The reader response was incredible, not only in the number of letters received, but in the thought and care that went into them. (Well, there was one exception; a reader wondered why I missed the Ryans when I should have been saying “Good riddance.”)

I’m sorry that we were able to reprint only a couple of the letters: most ran far beyond our allowable length. But I acknowledge them here with thanks. That goes in a special way for Patrick Nolan of Manhattan, whose comments ran to 14 typewritten pages, and to Dorothy Randle of Staten Island, who wrote six pages.

If there was a common thread running through most of the replies, it was the wish that the Church take particular pains to be responsive to world conditions and to listen to the voice of its people.

“I am glad that someone in your position is aware that the Church losing dedicated, contributing people,” wrote Regina Cassidy, of Staten Island. “The Catholic Church means lot to me, and I am sorry to see more and more people slipping away, people who try to be involved but cannot find a place.”

Mr. Nolan offered the thought that Catholics should perhaps view Pentecostals in a positive light, since “their success may well be part of God’s plan for bringing about openness and restructuring in the Church.” The Church has to identify and acknowledge problems, he said, adding: “It won’t help much to give the same answers our grandmothers and great-grandmothers would give if they were to return among us.” He continued:

“We believe in miracles. Yet… we must go forward one step at a time. However, it might be in our best interests to take one step in each generation, rather than once every four or five hundred years.”

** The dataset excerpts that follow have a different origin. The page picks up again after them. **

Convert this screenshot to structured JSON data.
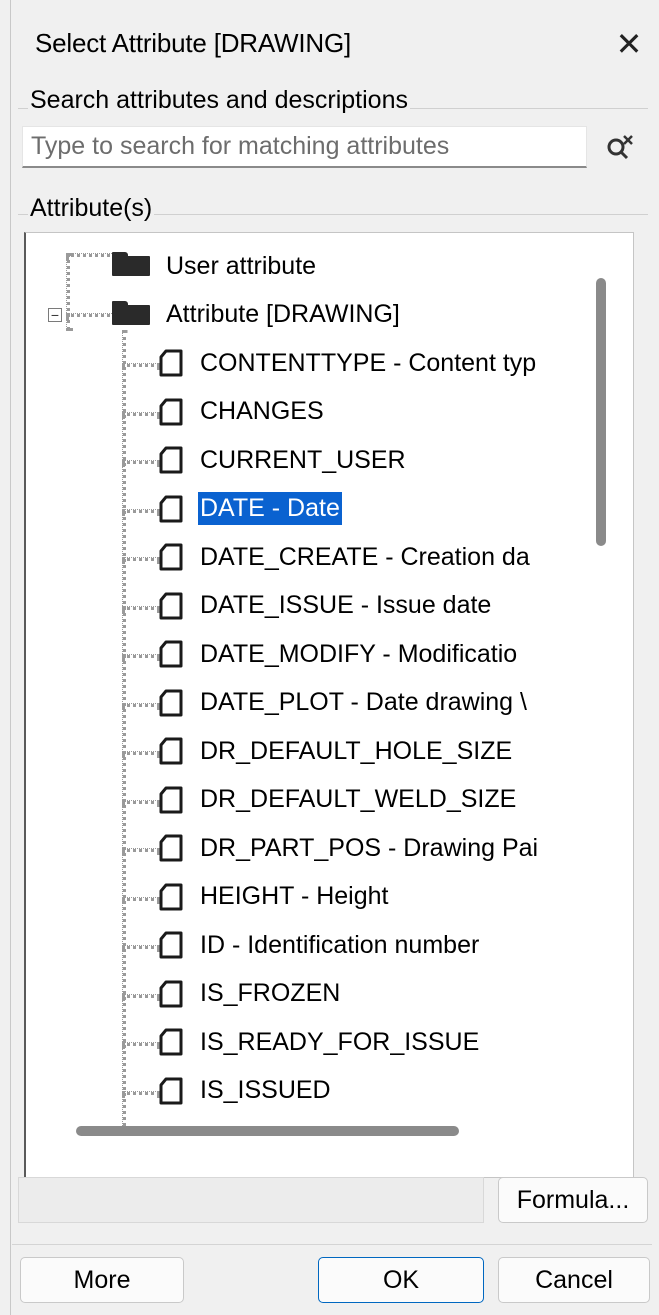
{
  "dialog": {
    "title": "Select Attribute [DRAWING]",
    "close_symbol": "✕"
  },
  "search": {
    "legend": "Search attributes and descriptions",
    "placeholder": "Type to search for matching attributes",
    "value": ""
  },
  "attributes": {
    "legend": "Attribute(s)",
    "roots": [
      {
        "label": "User attribute",
        "expander": ""
      },
      {
        "label": "Attribute [DRAWING]",
        "expander": "−"
      }
    ],
    "items": [
      {
        "label": "CONTENTTYPE  -  Content typ",
        "selected": false
      },
      {
        "label": "CHANGES",
        "selected": false
      },
      {
        "label": "CURRENT_USER",
        "selected": false
      },
      {
        "label": "DATE  -  Date",
        "selected": true
      },
      {
        "label": "DATE_CREATE  -  Creation da",
        "selected": false
      },
      {
        "label": "DATE_ISSUE  -  Issue date",
        "selected": false
      },
      {
        "label": "DATE_MODIFY  -  Modificatio",
        "selected": false
      },
      {
        "label": "DATE_PLOT  -  Date drawing \\",
        "selected": false
      },
      {
        "label": "DR_DEFAULT_HOLE_SIZE",
        "selected": false
      },
      {
        "label": "DR_DEFAULT_WELD_SIZE",
        "selected": false
      },
      {
        "label": "DR_PART_POS  -  Drawing Pai",
        "selected": false
      },
      {
        "label": "HEIGHT  -  Height",
        "selected": false
      },
      {
        "label": "ID  -  Identification number",
        "selected": false
      },
      {
        "label": "IS_FROZEN",
        "selected": false
      },
      {
        "label": "IS_READY_FOR_ISSUE",
        "selected": false
      },
      {
        "label": "IS_ISSUED",
        "selected": false
      }
    ]
  },
  "buttons": {
    "formula": "Formula...",
    "more": "More",
    "ok": "OK",
    "cancel": "Cancel"
  },
  "colors": {
    "selection": "#0a62d0",
    "primary_border": "#0067c0"
  },
  "icons": {
    "close": "close-icon",
    "search": "search-clear-icon",
    "folder": "folder-icon",
    "document": "document-icon"
  }
}
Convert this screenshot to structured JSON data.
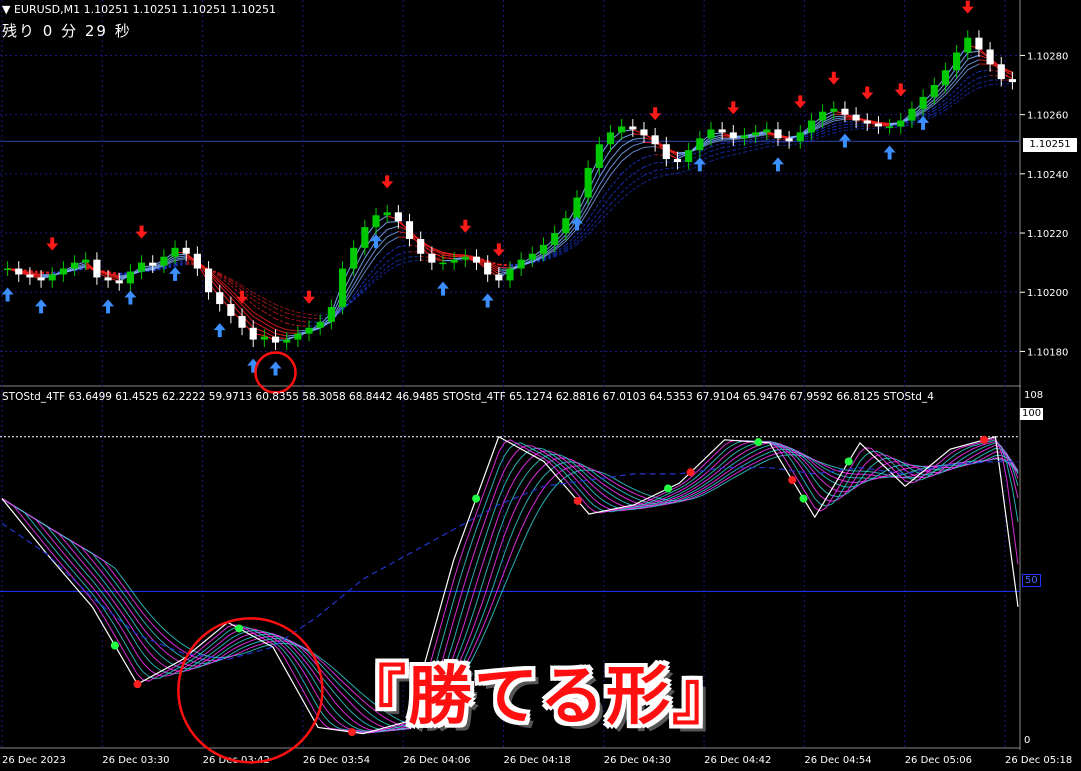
{
  "header": {
    "symbol_line": "▼ EURUSD,M1  1.10251  1.10251  1.10251  1.10251",
    "countdown": "残り 0 分 29 秒",
    "current_price": "1.10251"
  },
  "indicator": {
    "header": "STOStd_4TF 63.6499 61.4525 62.2222 59.9713 60.8355 58.3058 68.8442 46.9485  STOStd_4TF 65.1274 62.8816 67.0103 64.5353 67.9104 65.9476 67.9592 66.8125  STOStd_4",
    "level_top": "100",
    "level_mid": "50",
    "scale_top": "108",
    "scale_bottom": "0"
  },
  "caption": "『勝てる形』",
  "colors": {
    "bull_candle": "#00c800",
    "bear_candle": "#ffffff",
    "down_arrow": "#ff1a1a",
    "up_arrow": "#3b8fff",
    "ribbon_red": "#ff2020",
    "ribbon_blue": "#2244ff",
    "stoch_magenta": "#ff33ff",
    "stoch_teal": "#33cccc",
    "grid": "#1a1a80",
    "highlight_circle": "#ff1010"
  },
  "chart_data": [
    {
      "type": "candlestick",
      "symbol": "EURUSD",
      "timeframe": "M1",
      "y_ticks": [
        "1.10280",
        "1.10260",
        "1.10240",
        "1.10220",
        "1.10200",
        "1.10180"
      ],
      "ylim": [
        1.10169,
        1.10294
      ],
      "x_ticks": [
        "26 Dec 2023",
        "26 Dec 03:30",
        "26 Dec 03:42",
        "26 Dec 03:54",
        "26 Dec 04:06",
        "26 Dec 04:18",
        "26 Dec 04:30",
        "26 Dec 04:42",
        "26 Dec 04:54",
        "26 Dec 05:06",
        "26 Dec 05:18"
      ],
      "close_path": [
        1.10208,
        1.10206,
        1.10205,
        1.10204,
        1.10206,
        1.10208,
        1.1021,
        1.10211,
        1.10205,
        1.10204,
        1.10203,
        1.10207,
        1.1021,
        1.10209,
        1.10212,
        1.10215,
        1.10213,
        1.10208,
        1.102,
        1.10196,
        1.10192,
        1.10188,
        1.10184,
        1.10185,
        1.10183,
        1.10184,
        1.10186,
        1.10188,
        1.1019,
        1.10195,
        1.10208,
        1.10215,
        1.10222,
        1.10226,
        1.10227,
        1.10224,
        1.10218,
        1.10213,
        1.1021,
        1.1021,
        1.10211,
        1.10212,
        1.1021,
        1.10206,
        1.10204,
        1.10208,
        1.10211,
        1.10213,
        1.10216,
        1.1022,
        1.10225,
        1.10232,
        1.10242,
        1.1025,
        1.10254,
        1.10256,
        1.10255,
        1.10253,
        1.1025,
        1.10245,
        1.10244,
        1.10248,
        1.10252,
        1.10255,
        1.10254,
        1.10252,
        1.10253,
        1.10254,
        1.10255,
        1.10252,
        1.10251,
        1.10254,
        1.10258,
        1.10261,
        1.10262,
        1.1026,
        1.10258,
        1.10257,
        1.10256,
        1.10256,
        1.10258,
        1.10262,
        1.10266,
        1.1027,
        1.10275,
        1.10281,
        1.10286,
        1.10282,
        1.10277,
        1.10272,
        1.10271
      ],
      "down_arrows_at_bar": [
        4,
        12,
        21,
        27,
        34,
        41,
        44,
        58,
        65,
        71,
        74,
        77,
        80,
        86
      ],
      "up_arrows_at_bar": [
        0,
        3,
        9,
        11,
        15,
        19,
        22,
        24,
        33,
        39,
        43,
        51,
        62,
        69,
        75,
        79,
        82
      ]
    },
    {
      "type": "line",
      "name": "STOStd_4TF",
      "ylim": [
        0,
        108
      ],
      "levels": [
        100,
        50
      ],
      "x": [
        0,
        4,
        8,
        12,
        16,
        20,
        24,
        28,
        32,
        36,
        40,
        44,
        48,
        52,
        56,
        60,
        64,
        68,
        72,
        76,
        80,
        84,
        88,
        90
      ],
      "main_line": [
        80,
        62,
        45,
        20,
        28,
        40,
        32,
        6,
        4,
        8,
        60,
        100,
        92,
        75,
        78,
        85,
        99,
        98,
        74,
        98,
        84,
        96,
        100,
        45
      ],
      "slow_dashed": [
        72,
        62,
        48,
        36,
        30,
        28,
        32,
        42,
        54,
        62,
        70,
        78,
        84,
        86,
        88,
        88,
        90,
        90,
        88,
        90,
        88,
        91,
        92,
        92
      ],
      "red_dots_x": [
        12,
        31,
        51,
        61,
        70,
        87
      ],
      "green_dots_x": [
        10,
        21,
        42,
        59,
        67,
        71,
        75
      ]
    }
  ]
}
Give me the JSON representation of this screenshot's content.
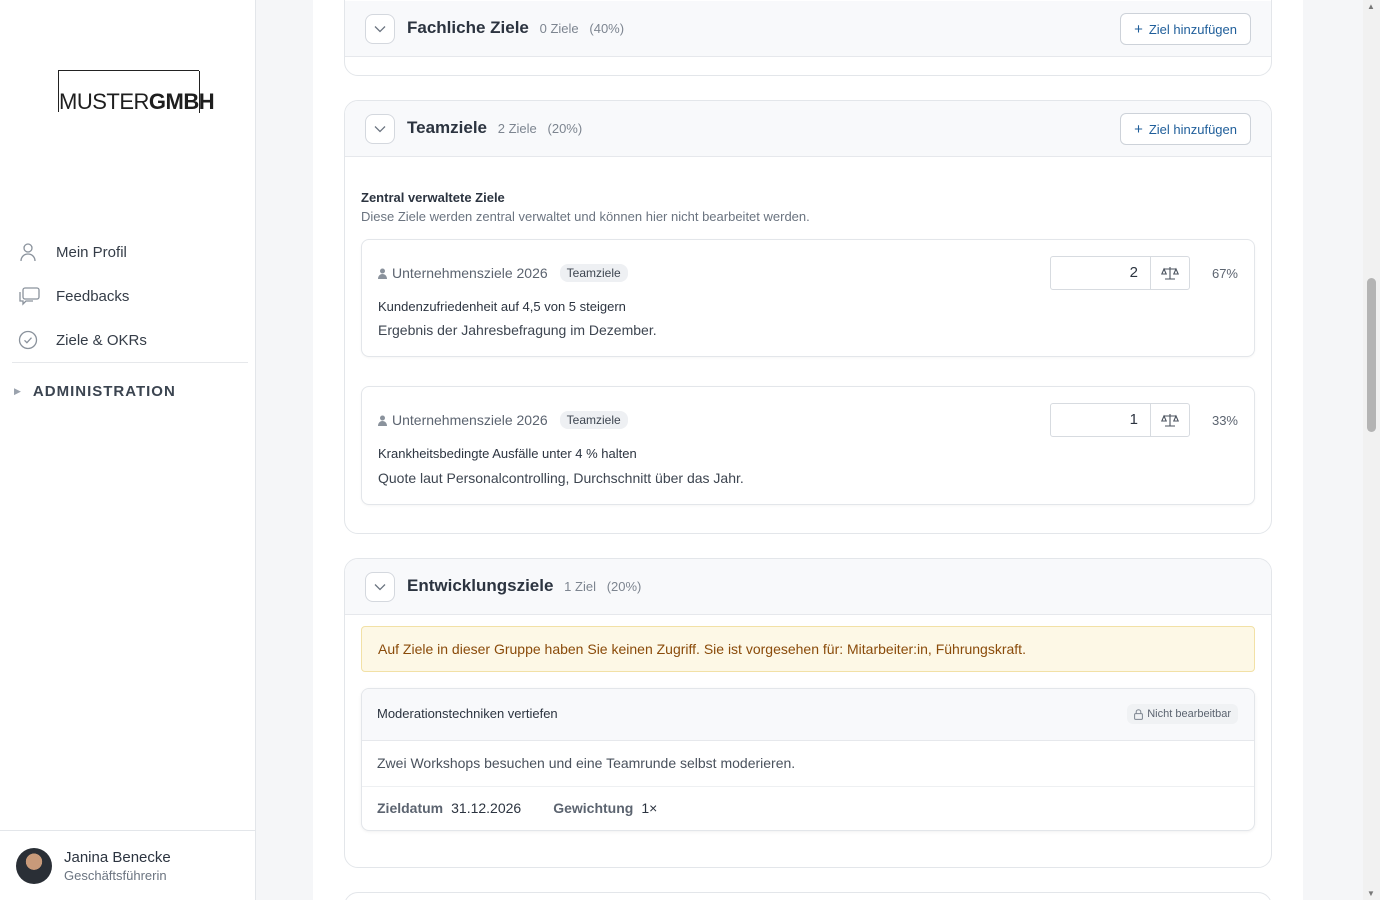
{
  "brand": {
    "logo_light": "MUSTER",
    "logo_bold": "GMBH"
  },
  "sidebar": {
    "items": [
      {
        "label": "Mein Profil",
        "icon": "user-icon"
      },
      {
        "label": "Feedbacks",
        "icon": "chat-icon"
      },
      {
        "label": "Ziele & OKRs",
        "icon": "check-circle-icon"
      }
    ],
    "admin_label": "ADMINISTRATION"
  },
  "user": {
    "name": "Janina Benecke",
    "role": "Geschäftsführerin"
  },
  "groups": {
    "fachliche": {
      "title": "Fachliche Ziele",
      "count": "0 Ziele",
      "share": "(40%)",
      "add_label": "Ziel hinzufügen"
    },
    "team": {
      "title": "Teamziele",
      "count": "2 Ziele",
      "share": "(20%)",
      "add_label": "Ziel hinzufügen",
      "central_title": "Zentral verwaltete Ziele",
      "central_sub": "Diese Ziele werden zentral verwaltet und können hier nicht bearbeitet werden.",
      "goals": [
        {
          "source": "Unternehmensziele 2026",
          "tag": "Teamziele",
          "title": "Kundenzufriedenheit auf 4,5 von 5 steigern",
          "description": "Ergebnis der Jahresbefragung im Dezember.",
          "weight": "2",
          "percent": "67%"
        },
        {
          "source": "Unternehmensziele 2026",
          "tag": "Teamziele",
          "title": "Krankheitsbedingte Ausfälle unter 4 % halten",
          "description": "Quote laut Personalcontrolling, Durchschnitt über das Jahr.",
          "weight": "1",
          "percent": "33%"
        }
      ]
    },
    "entwicklung": {
      "title": "Entwicklungsziele",
      "count": "1 Ziel",
      "share": "(20%)",
      "warning": "Auf Ziele in dieser Gruppe haben Sie keinen Zugriff. Sie ist vorgesehen für: Mitarbeiter:in, Führungskraft.",
      "goal": {
        "title": "Moderationstechniken vertiefen",
        "badge": "Nicht bearbeitbar",
        "description": "Zwei Workshops besuchen und eine Teamrunde selbst moderieren.",
        "date_label": "Zieldatum",
        "date_value": "31.12.2026",
        "weight_label": "Gewichtung",
        "weight_value": "1×"
      }
    }
  },
  "colors": {
    "link": "#1f5e9a",
    "warning_text": "#8a4b0a",
    "warning_bg": "#fdf8e6"
  }
}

There were a couple of minor misreadings of what I had said originally. In a letter published in our June 2 issue, James Sinclair of Suffern felt I did not sufficiently regret the loss of the Ryans, looking only to their peace and well-being. Perhaps I did not adequately express the sentiment, but I believe that from the Church’s standpoint the loss of the Ryans and of people like them is a keen one. And in this week’s Letters section, John J. Flynn of Manhattan thinks that CNY is wrong to “decry the development of spirit-filled Pentecostals.” There was certainly no intention to do so in the May 12 column. Quite the contrary, in fact: if a church that emphasizes strong family ties, traditional values and trust in Scripture is growing rapidly in this country, it must be answering a deeply felt need.

So once again: I do miss the Ryan in our own worshiping community. I think that they have lost something, and so have we. I’m concerned about whatever it was that led to their departure from the Catholic Church. Your letters—and the love for the Church that fills them all—tell me you're concerned, too.”